Test at the boundary. The curl test against the ForwardAuth endpoint was the most valuable debugging step. It isolated exactly which layer was failing and gave me the real error message instead of a browser redirect loop. Without it, I’d still be guessing.
Format assumptions are fragile. I assumed JSON because JSON is the default for everything. oauth2-proxy uses MessagePack because it produces smaller cookies. LZ4 because it decompresses fast. AES-CFB because that’s what was chosen when the code was written. None of this is unreasonable, but none of it is obvious from the outside.
Two formats, same codebase. Cookie sessions and Redis ticket sessions use different ciphers, different compression, different key derivation.
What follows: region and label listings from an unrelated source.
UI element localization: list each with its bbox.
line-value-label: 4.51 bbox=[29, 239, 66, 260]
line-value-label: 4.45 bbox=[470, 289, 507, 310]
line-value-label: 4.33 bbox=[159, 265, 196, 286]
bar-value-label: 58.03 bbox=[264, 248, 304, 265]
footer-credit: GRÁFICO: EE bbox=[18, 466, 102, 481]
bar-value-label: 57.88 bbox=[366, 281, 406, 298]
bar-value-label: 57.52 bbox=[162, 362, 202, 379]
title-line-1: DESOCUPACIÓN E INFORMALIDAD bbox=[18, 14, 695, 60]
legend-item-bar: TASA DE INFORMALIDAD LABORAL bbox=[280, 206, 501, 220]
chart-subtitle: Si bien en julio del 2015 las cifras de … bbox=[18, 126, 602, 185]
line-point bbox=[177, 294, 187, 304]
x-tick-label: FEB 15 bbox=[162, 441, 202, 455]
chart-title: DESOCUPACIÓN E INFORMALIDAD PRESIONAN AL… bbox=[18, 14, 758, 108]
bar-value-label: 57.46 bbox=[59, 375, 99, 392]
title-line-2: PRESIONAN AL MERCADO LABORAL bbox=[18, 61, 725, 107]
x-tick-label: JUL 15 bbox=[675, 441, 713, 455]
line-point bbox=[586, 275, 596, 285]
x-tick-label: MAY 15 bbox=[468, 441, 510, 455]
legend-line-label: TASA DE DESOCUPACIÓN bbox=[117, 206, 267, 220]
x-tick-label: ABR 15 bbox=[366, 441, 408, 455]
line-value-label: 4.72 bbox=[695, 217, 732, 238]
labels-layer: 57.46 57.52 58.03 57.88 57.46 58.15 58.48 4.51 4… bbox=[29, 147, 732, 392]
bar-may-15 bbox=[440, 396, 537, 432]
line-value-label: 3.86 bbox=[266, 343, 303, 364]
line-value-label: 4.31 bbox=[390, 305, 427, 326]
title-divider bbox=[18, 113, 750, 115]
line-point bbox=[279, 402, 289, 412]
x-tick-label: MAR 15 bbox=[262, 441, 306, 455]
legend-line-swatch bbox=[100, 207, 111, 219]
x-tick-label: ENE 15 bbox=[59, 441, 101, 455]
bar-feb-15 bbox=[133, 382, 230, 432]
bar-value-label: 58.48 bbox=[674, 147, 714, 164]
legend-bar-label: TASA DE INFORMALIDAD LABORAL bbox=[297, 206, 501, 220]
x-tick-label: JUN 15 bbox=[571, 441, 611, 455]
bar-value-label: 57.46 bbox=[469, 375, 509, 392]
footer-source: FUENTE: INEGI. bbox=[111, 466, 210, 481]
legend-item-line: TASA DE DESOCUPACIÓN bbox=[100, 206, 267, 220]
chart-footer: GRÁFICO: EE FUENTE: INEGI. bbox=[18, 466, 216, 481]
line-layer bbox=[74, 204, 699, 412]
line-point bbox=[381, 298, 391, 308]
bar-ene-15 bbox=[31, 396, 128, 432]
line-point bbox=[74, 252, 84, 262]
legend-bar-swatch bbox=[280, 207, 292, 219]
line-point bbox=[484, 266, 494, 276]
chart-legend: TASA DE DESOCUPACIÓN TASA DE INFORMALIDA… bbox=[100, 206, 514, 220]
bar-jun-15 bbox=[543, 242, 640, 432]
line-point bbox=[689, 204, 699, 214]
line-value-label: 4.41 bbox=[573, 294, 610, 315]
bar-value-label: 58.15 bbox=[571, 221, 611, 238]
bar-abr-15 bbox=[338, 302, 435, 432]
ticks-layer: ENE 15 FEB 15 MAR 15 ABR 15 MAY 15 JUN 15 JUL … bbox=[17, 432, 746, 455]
The GCM cipher I found first is correct — but for Redis sessions, not cookie sessions. The CFB cipher is for cookie sessions. I had the right code in the wrong place.
Config files can silently ignore options. session_store_type = "redis" in oauth2-proxy’s legacy config file does nothing. --session-store-type=redis on the command line works. No error, no warning, no indication that the option was parsed but not applied.
Revocability requires server-side state. A self-contained encrypted cookie cannot be revoked without adding a denylist (which has its own scaling problems). If you need End Session to mean something, you need a server-side session store. oauth2-proxy supports Redis sessions precisely for this reason — the ticket design is clean and the revocation path is a single Redis delete.
The code is at github.com/janos-gyorgy/qr-device-login.